14 de junio de 2026
XI Domingo del Tiempo Ordinario, año A
Mt 9,36 - 10,8
En el pasaje del Evangelio que precede al de hoy, respondiendo a los fariseos que se habían extrañado al verlo sentado a la mesa junto a publicanos y pecadores, Jesús utiliza la imagen del médico: «No son los sanos los que tienen necesidad de médico, sino los enfermos» (Mt 9,12). Jesús utiliza esta imagen como síntesis de toda su misión entre los hombres, como clave interpretativa de toda su historia terrenal.
Esta misma imagen del médico sirve de fondo a todo el pasaje de hoy (Mt 9,36-10,8): y no solo es una imagen vinculada a la misión de Jesús, sino que se convierte en una referencia al estilo de vida de los apóstoles, al criterio y forma de la Iglesia. Los versículos que hemos escuchado, además, nos dan una idea del estilo con el que Jesús ejerce su ministerio de sanación, y que luego transmitirá a los apóstoles y a toda la Iglesia.
La primera cosa que un médico hace es mirar, ver: Jesús recorre pueblos y aldeas, enseñando y curando, y a su alrededor se reúne mucha gente. Y Jesús, ante todo, mira: "Al ver la multitud …." (Mt 9,36).
El ministerio de curación de Jesús comienza siempre así: con una mirada. Jesús se detiene y mira, porque el mal más profundo del hombre es el de no ser visto: la soledad, el abandono, la invisibilidad son heridas que preceden a todas las demás.
El Evangelio de Mateo está lleno de miradas con las que Jesús mira a las personas individuales o a multitudes enteras.
Y de esta mirada nace siempre algo. Jesús no se limita a mirar: de esa mirada nacen siempre palabras o gestos que abren a la curación y a la salvación, que abren a la vida.
El segundo paso es revelador: de la mirada, de hecho, Jesús no pasa directamente al diagnóstico o a la cura. El segundo paso es el de la compasión: "Jesús, viendo a la multitud, sintió compasión por ellos ..." (Mt 9,36). Es un paso significativo, porque la compasión orienta nuestra comprensión de la realidad. Sin compasión, nuestra mirada se convierte en juicio. Pero la compasión nos permite no culpabilizar. No aísla las personas, no les añade más cargas, sino que ve más allá y les abre a la esperanza.
El tercer paso que da Jesús, como todo buen médico, es el del diagnóstico: son personas "cansadas y abatidas, como ovejas sin pastor" (Mt 9,36). Jesús ve no solo el síntoma, sino también la causa, el motivo profundo de este cansancio y de este abatimiento que pesa sobre la multitud. Están cansadas y abatidas porque son como ovejas sin pastor, personas a las que nadie mira, sobre las cuales nadie posa la mirada. No tienen una orientación.
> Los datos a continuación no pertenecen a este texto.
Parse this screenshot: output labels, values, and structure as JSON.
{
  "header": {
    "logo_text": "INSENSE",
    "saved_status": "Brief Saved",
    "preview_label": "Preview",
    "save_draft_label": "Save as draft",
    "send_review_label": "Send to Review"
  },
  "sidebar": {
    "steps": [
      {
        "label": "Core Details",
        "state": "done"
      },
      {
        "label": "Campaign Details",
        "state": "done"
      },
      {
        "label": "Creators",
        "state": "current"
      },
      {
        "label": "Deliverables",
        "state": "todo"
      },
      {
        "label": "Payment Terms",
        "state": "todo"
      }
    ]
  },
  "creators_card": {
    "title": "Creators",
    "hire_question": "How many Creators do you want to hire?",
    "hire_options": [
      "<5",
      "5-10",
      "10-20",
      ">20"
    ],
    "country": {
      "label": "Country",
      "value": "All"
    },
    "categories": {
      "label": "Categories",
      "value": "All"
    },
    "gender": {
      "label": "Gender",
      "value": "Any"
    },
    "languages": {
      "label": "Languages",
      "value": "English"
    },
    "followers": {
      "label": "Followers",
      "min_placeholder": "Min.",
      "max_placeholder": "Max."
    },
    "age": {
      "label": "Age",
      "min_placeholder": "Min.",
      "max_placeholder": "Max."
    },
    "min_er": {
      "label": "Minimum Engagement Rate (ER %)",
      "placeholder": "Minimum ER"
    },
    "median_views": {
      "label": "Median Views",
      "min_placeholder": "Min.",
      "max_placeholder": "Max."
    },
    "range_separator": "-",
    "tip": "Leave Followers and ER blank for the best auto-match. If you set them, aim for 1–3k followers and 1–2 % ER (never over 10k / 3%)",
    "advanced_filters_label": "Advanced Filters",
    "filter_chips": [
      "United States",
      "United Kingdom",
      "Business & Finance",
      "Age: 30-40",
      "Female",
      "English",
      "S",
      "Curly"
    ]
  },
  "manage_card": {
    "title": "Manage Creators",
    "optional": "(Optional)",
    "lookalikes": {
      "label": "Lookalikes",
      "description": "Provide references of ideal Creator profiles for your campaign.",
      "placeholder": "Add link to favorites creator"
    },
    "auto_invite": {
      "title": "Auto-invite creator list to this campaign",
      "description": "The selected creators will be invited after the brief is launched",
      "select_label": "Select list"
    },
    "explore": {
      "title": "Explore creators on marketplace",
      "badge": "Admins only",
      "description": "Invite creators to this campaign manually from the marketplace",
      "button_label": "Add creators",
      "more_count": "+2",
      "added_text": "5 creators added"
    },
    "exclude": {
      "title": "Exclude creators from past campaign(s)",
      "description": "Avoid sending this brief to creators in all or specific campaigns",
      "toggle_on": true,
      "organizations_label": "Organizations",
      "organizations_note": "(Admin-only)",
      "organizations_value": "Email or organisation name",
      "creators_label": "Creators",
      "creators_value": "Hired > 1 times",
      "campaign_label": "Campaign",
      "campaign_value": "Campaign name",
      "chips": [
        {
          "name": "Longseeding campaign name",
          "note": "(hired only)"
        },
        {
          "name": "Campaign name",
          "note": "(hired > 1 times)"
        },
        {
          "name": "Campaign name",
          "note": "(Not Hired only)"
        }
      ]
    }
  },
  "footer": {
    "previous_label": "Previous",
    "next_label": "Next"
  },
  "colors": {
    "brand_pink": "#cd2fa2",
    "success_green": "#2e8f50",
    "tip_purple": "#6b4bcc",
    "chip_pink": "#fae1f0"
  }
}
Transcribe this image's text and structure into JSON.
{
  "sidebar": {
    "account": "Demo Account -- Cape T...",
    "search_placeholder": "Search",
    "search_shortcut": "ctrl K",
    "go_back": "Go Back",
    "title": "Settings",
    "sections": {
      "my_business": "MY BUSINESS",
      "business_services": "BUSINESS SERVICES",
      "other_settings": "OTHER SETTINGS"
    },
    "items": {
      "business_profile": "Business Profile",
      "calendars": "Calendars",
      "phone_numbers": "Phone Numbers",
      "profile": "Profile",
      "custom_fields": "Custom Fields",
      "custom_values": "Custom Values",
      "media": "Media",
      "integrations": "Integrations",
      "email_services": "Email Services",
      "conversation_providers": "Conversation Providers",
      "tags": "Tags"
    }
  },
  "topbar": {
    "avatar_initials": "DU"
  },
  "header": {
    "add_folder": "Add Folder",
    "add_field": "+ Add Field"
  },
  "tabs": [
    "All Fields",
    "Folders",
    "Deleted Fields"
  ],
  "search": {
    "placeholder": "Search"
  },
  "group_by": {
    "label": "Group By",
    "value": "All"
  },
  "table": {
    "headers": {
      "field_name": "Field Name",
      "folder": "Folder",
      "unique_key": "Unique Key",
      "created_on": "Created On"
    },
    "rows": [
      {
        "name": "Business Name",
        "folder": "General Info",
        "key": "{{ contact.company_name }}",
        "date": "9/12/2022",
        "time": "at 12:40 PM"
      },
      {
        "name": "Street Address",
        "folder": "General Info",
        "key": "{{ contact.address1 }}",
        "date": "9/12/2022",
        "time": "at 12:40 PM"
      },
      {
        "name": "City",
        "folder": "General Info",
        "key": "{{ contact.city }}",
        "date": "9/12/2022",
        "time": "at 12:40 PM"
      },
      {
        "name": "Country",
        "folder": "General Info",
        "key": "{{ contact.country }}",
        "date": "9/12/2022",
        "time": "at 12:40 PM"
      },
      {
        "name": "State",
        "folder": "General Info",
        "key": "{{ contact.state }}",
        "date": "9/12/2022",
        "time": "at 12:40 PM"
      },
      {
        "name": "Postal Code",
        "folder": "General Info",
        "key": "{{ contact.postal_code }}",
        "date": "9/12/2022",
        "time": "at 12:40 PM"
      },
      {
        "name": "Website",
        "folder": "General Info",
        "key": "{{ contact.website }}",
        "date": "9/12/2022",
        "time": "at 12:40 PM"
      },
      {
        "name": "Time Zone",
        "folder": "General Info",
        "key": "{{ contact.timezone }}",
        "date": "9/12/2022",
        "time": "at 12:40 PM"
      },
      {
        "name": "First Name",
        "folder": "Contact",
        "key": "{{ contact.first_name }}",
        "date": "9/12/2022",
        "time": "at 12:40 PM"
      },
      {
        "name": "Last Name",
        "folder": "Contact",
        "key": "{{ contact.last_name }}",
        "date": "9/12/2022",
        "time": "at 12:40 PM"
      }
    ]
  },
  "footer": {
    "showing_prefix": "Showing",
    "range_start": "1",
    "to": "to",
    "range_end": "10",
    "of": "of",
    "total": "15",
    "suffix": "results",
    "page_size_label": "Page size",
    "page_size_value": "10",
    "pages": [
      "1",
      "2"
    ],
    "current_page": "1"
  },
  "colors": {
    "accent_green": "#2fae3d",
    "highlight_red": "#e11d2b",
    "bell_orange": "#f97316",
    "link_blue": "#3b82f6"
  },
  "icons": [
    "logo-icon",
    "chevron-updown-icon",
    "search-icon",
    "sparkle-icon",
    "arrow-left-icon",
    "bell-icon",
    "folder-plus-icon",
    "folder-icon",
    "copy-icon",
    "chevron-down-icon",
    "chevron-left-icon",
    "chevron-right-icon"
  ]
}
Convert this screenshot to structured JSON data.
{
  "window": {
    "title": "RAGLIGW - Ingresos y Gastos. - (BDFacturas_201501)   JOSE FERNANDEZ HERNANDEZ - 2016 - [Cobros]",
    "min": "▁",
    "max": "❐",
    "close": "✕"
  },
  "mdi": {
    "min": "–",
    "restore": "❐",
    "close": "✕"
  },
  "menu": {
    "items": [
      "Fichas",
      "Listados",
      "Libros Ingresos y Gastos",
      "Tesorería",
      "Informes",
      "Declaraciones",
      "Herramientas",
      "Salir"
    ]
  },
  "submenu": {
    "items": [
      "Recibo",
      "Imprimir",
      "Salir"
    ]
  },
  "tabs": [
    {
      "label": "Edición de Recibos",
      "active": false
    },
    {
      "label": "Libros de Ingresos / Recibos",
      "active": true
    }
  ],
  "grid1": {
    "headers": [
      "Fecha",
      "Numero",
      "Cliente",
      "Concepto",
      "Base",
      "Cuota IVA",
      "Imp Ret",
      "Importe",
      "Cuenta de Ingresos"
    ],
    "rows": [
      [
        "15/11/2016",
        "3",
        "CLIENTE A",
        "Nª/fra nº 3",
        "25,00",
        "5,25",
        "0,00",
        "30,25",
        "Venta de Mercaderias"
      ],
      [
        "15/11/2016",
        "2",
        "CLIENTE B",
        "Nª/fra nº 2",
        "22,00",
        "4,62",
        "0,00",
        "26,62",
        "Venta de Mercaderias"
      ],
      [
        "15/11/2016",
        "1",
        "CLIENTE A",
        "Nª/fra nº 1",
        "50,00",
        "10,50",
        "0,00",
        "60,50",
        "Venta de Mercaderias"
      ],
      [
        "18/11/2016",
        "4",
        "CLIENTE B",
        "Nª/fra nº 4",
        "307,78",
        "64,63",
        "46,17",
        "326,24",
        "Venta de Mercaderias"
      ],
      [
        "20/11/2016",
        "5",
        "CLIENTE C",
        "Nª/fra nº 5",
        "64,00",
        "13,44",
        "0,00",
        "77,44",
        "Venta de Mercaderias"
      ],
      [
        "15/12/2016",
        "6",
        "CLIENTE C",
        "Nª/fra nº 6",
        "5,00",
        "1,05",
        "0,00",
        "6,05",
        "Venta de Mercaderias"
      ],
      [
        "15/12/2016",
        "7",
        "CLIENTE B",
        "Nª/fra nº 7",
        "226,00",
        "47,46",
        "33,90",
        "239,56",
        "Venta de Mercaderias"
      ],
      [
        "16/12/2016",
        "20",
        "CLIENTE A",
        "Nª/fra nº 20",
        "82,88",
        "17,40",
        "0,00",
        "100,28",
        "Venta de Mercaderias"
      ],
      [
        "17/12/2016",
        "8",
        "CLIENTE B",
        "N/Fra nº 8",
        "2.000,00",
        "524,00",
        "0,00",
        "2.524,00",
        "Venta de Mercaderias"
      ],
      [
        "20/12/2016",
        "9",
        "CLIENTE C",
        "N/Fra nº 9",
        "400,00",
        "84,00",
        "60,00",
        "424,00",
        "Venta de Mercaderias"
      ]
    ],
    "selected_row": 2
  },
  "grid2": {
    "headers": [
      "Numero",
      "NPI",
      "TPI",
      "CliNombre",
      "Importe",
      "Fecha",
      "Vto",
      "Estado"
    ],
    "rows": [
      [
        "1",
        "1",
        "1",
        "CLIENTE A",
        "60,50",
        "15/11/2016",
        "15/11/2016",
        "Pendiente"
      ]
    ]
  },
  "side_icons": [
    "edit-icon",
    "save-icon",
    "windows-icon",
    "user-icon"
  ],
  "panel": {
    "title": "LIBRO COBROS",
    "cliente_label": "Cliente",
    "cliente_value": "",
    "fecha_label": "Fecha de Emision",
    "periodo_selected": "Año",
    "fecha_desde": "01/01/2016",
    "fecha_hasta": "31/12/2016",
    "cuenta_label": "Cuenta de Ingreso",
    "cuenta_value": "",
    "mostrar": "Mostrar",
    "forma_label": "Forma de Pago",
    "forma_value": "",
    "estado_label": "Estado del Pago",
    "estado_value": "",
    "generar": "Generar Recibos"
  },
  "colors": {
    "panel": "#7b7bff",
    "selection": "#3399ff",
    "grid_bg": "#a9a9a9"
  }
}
La misión de los discípulos nace aquí, de esta falta de visión y de cuidado. Por esto Jesús llama a los discípulos, porque ni siquiera Él puede curar solo: tiene necesidad de una comunidad de cuidado, de personas capaces de tener su misma mirada sobre las multitudes cansadas y abatidas.
Y tres son las dimensiones del ministerio que Jesús confía a los Doce: deben curar, deben liberar y deben anunciar el Reino ("Llamó a sus doce discípulos, ... para que curaran toda enfermedad y toda dolencia... Por el camino, predicad diciendo: 'El Reino de los Cielos está cerca'." - Mt 10,1.7).
Ante todo, deben curar, entrar en contacto con las heridas de la gente y hacerse cargo de ellas, llevar a todos la presencia del Reino que restituye la vida. Porque el Reino no es una idea, es una fuerza que allí donde llega, obra una novedad y una salvación.
Luego deben liberar. Jesús da a los Doce el poder de "expulsar a los espíritus impuros" (Mt 10,1): en el Evangelio de Mateo, los espíritus impuros representan todo lo que deshumaniza, aprisiona, divide y quita libertad. Porque no basta con curar el cuerpo: es necesario romper las cadenas interiores.
Finalmente, Jesús ordena a los suyos predicar que el Reino de los cielos está cerca (Mt 10,7). Y esto es porque la curación y la liberación no son magias: son signos. Signos de un mundo nuevo que está naciendo.
La cura, por tanto, que Jesús prescribe no pasa a través de medicinas o estrategias, sino por el tejido vivo de las relaciones: una cura hecha de misericordia que levanta, de gratuidad que no calcula, de compasión que permite ser herir; porque el Reino cura así, a través de personas que saben mirar, tocar y asumir el dolor de los demás.